I have some reservations about my friend’s assessment of the show. A dick for dick’s sake isn’t ever going to be so risqué that it’s worth lauding. To be safe in contemporary art doesn't mean keeping your clothes on—it means keeping your message vague.
Sadly, there’s a lot of this kind of confusion in the exhibition, ranging from Aaron Johnson’s globby "Turduckin’," a painted shit-brown monster sticking its dicks into a woman made of vaginas, to Maria Kreyn’s kaleidoscope-esque painting of two men and a woman jacking each other off. The unspoken assumption here is that the more genitals depicted, the more taboo the piece.
There might be some truth to this, but you have to ask exactly what’s at stake here. Are the artists in this show breaking down boundaries? Are they demanding anything from viewers other than their attention? Nope on both counts.
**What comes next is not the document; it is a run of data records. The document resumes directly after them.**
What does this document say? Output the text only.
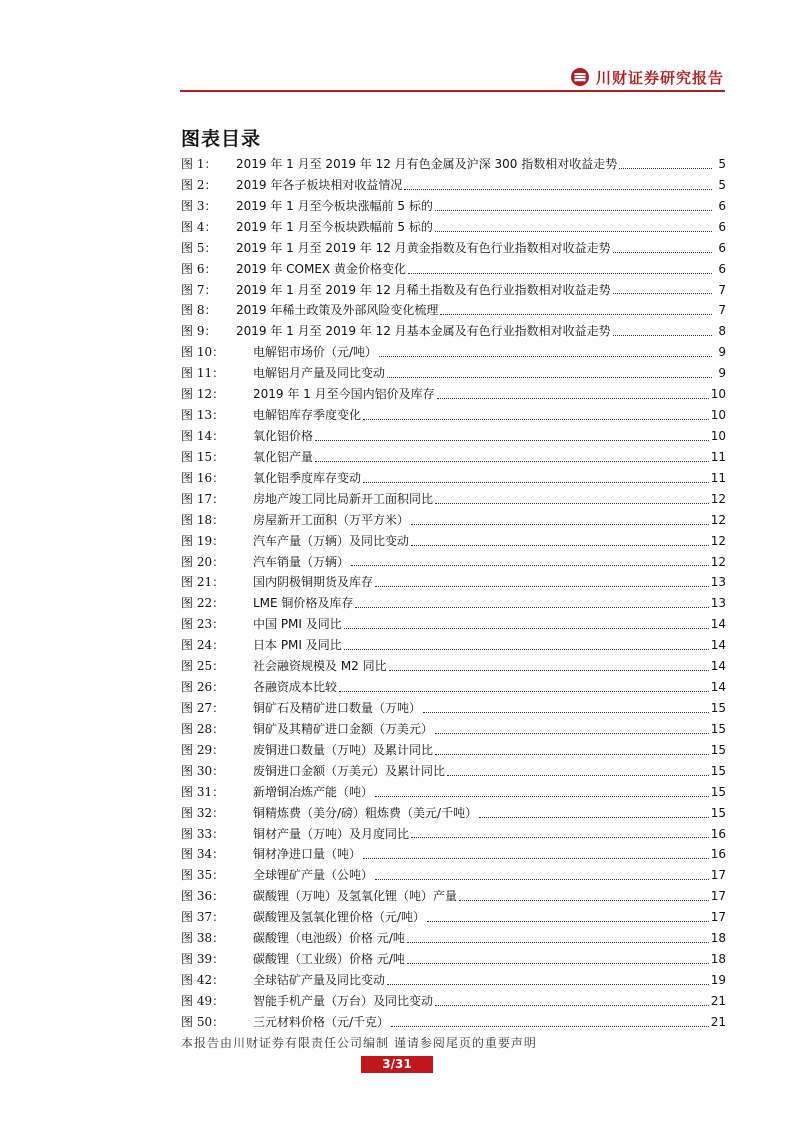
川财证券研究报告
图表目录
图 1：	2019 年 1 月至 2019 年 12 月有色金属及沪深 300 指数相对收益走势	5
图 2：	2019 年各子板块相对收益情况	5
图 3：	2019 年 1 月至今板块涨幅前 5 标的	6
图 4：	2019 年 1 月至今板块跌幅前 5 标的	6
图 5：	2019 年 1 月至 2019 年 12 月黄金指数及有色行业指数相对收益走势	6
图 6：	2019 年 COMEX 黄金价格变化	6
图 7：	2019 年 1 月至 2019 年 12 月稀土指数及有色行业指数相对收益走势	7
图 8：	2019 年稀土政策及外部风险变化梳理	7
图 9：	2019 年 1 月至 2019 年 12 月基本金属及有色行业指数相对收益走势	8
图 10：	电解铝市场价（元/吨）	9
图 11：	电解铝月产量及同比变动	9
图 12：	2019 年 1 月至今国内铝价及库存	10
图 13：	电解铝库存季度变化	10
图 14：	氧化铝价格	10
图 15：	氧化铝产量	11
图 16：	氧化铝季度库存变动	11
图 17：	房地产竣工同比局新开工面积同比	12
图 18：	房屋新开工面积（万平方米）	12
图 19：	汽车产量（万辆）及同比变动	12
图 20：	汽车销量（万辆）	12
图 21：	国内阴极铜期货及库存	13
图 22：	LME 铜价格及库存	13
图 23：	中国 PMI 及同比	14
图 24：	日本 PMI 及同比	14
图 25：	社会融资规模及 M2 同比	14
图 26：	各融资成本比较	14
图 27：	铜矿石及精矿进口数量（万吨）	15
图 28：	铜矿及其精矿进口金额（万美元）	15
图 29：	废铜进口数量（万吨）及累计同比	15
图 30：	废铜进口金额（万美元）及累计同比	15
图 31：	新增铜冶炼产能（吨）	15
图 32：	铜精炼费（美分/磅）粗炼费（美元/千吨）	15
图 33：	铜材产量（万吨）及月度同比	16
图 34：	铜材净进口量（吨）	16
图 35：	全球锂矿产量（公吨）	17
图 36：	碳酸锂（万吨）及氢氧化锂（吨）产量	17
图 37：	碳酸锂及氢氧化锂价格（元/吨）	17
图 38：	碳酸锂（电池级）价格 元/吨	18
图 39：	碳酸锂（工业级）价格 元/吨	18
图 42：	全球钴矿产量及同比变动	19
图 49：	智能手机产量（万台）及同比变动	21
图 50：	三元材料价格（元/千克）	21
本报告由川财证券有限责任公司编制 谨请参阅尾页的重要声明
3/31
One street over, Julika Rudelius’s "Rites of Passage," at Leo Koenig (through Sep 8), manages to put a little more on the line. In the smaller of his two galleries, a double projection plays, and it’s deceptively simple: a series of young men fresh out of Ivy League colleges recite political jargon to older mentors in fancy offices. “If I’m in a position of leadership, my goal is to communicate two things everytime that I speak,” says one kid in a suit. “The first, what is my overall, what’s the endgame? And second, how do we do it, what are we doing today to get there?”
The lines sound a bit icky as they’re delivered, but the dialogue has a conversational feel, and you get the impression that the young man has done a good job. Two minutes later though, the exact same words are spoken by a different man, this time with a little less scuzz and a little more canniness. The result is that the man is able to talk a little longer, but also gets himself into trouble. Politicians are human and “it’s in human nature to never admit you’re wrong,” he says, noting how seldom we hear people concede fault.
I cringed a little as I heard that, as the words sounded like a wish for a more empathetic constituency. The fact that the video teases out the physical tension between the men as they circle each other only reinforces the idea that emotionally charged body language does more to define how we discuss politics today than the issues themselves.
You get the feeling that the men's social standing, cultural capital, and even wealth is actually at stake, which creates a subtle eroticism more potent than any of the ejaculating dicks one street over. Still, I couldn’t help feeling a little underwhelmed with a message that simply reflects and magnifies what we already know to be a vacant dialogue. Isn't that what the press corps is for?